Looked like Master Bra'tac's managed to marshal some of his forces into MAG-2's sector. He was putting up a fairly good fight, even considering that he'd already been through this battle once.

Crap! Somebody down on the floor had just run themselves into a dead end and gotten shot by a bunch of Jaffa running along the tops of the crates. Master Bra'tac was a smart little man.

By now the firefight was so loud I can't hear the jackhammers of the last of the marine defense team drilling through the ceiling.

"Let's move!"

We covered our advance to the ladders. The other upper-level teams were starting to go down as well.

I dropped to the ground, swapping magazines hastily.

A Jaffa turned toward me.

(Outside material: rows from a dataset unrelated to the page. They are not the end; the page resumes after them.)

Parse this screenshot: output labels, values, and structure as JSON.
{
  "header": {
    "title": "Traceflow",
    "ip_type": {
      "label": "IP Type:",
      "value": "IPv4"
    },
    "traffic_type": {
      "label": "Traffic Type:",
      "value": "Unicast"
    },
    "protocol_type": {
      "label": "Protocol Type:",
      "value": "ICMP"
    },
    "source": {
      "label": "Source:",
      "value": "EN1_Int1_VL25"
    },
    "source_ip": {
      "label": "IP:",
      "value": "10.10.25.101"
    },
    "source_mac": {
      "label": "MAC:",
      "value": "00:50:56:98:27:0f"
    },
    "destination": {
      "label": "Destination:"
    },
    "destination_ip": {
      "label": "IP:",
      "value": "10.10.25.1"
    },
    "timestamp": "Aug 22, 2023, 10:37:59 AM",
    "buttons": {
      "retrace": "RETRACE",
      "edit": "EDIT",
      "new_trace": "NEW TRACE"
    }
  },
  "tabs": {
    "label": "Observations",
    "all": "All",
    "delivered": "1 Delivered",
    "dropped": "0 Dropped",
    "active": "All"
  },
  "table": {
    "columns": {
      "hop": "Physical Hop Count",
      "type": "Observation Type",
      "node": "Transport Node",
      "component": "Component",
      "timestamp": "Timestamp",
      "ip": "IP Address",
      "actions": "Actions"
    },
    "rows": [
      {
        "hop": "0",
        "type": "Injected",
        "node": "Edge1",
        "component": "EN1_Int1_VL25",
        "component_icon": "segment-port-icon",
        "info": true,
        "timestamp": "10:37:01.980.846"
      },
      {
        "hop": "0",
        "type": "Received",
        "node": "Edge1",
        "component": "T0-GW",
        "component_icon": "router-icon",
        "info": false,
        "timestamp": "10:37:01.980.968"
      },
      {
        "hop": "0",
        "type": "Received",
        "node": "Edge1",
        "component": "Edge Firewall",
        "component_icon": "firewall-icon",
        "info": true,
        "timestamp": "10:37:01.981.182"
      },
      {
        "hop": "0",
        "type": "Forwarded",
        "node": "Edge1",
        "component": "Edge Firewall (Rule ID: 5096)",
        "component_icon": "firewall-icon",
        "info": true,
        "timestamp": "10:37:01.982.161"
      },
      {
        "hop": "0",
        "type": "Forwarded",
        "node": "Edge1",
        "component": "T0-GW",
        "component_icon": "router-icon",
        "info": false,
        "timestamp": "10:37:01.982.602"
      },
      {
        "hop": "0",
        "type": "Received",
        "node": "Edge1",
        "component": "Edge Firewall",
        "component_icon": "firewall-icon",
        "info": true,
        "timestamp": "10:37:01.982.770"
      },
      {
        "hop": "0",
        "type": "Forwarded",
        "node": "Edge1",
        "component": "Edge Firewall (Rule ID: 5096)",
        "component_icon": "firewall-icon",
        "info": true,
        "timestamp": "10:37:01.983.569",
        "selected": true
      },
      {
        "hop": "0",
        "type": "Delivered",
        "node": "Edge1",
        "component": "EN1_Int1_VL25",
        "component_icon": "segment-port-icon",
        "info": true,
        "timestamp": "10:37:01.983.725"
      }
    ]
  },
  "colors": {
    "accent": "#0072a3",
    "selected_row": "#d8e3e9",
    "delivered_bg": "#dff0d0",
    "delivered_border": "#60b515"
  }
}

I raised my half-loaded rifle, but Carter shot him first.

"Jaffa, kree!"

"Geeeer-ronimooooo!" replied the marines as they fast-roped in, guns already shooting.

The simulation was over in two minutes.

It wasn't good yet, not with the shooting problem and that bunch of idiots not noticing half an army of hulking guys with 6-foot poles right on top of them, and then the roof people coming in shooting before they'd even figured out who they should be shooting and where those people were, but it was certainly better than the first.

SG-2 had decided to follow MAG-3 up ladder, and use explosives to blow a hole into the roof (the piece of roof only wrecked a few crates, thank god!). MAG-2 had delayed almost a minute because their munitions specialist had made his "frame" too wide and just gouged a furrow into the wall next to the hinges. SG-5 blew the door successfully but got turned in the warehouse and started a firefight with us. Then half the roof assault team, probably because of SG-2, came in the wrong places and made some very painful landings on the crates.

The first run through we'd used a bunch of Hershey's Cookies'n'Cream White Chocolate Nuggets to simulate the ingots (they were identical in size), but about half of them disappeared, and Carter started to get rather overexcited and white around the mouth, so that was scrubbed.

Now I just pulled out and waited a few minutes until everybody had woken up, and then started my post-simulation spiel.

I hadsix more hours, minus a lunch break, to get this show straight.

I did have one thing working for me, though. Carter was on the other side of the room, working her way back chewing people out. They'd shape up. Carter PMS'ing was no laughing matter.

Now all I needed to do was make sure some smartass didn't piss her off and give the term "chewing out" a much more literal meaning.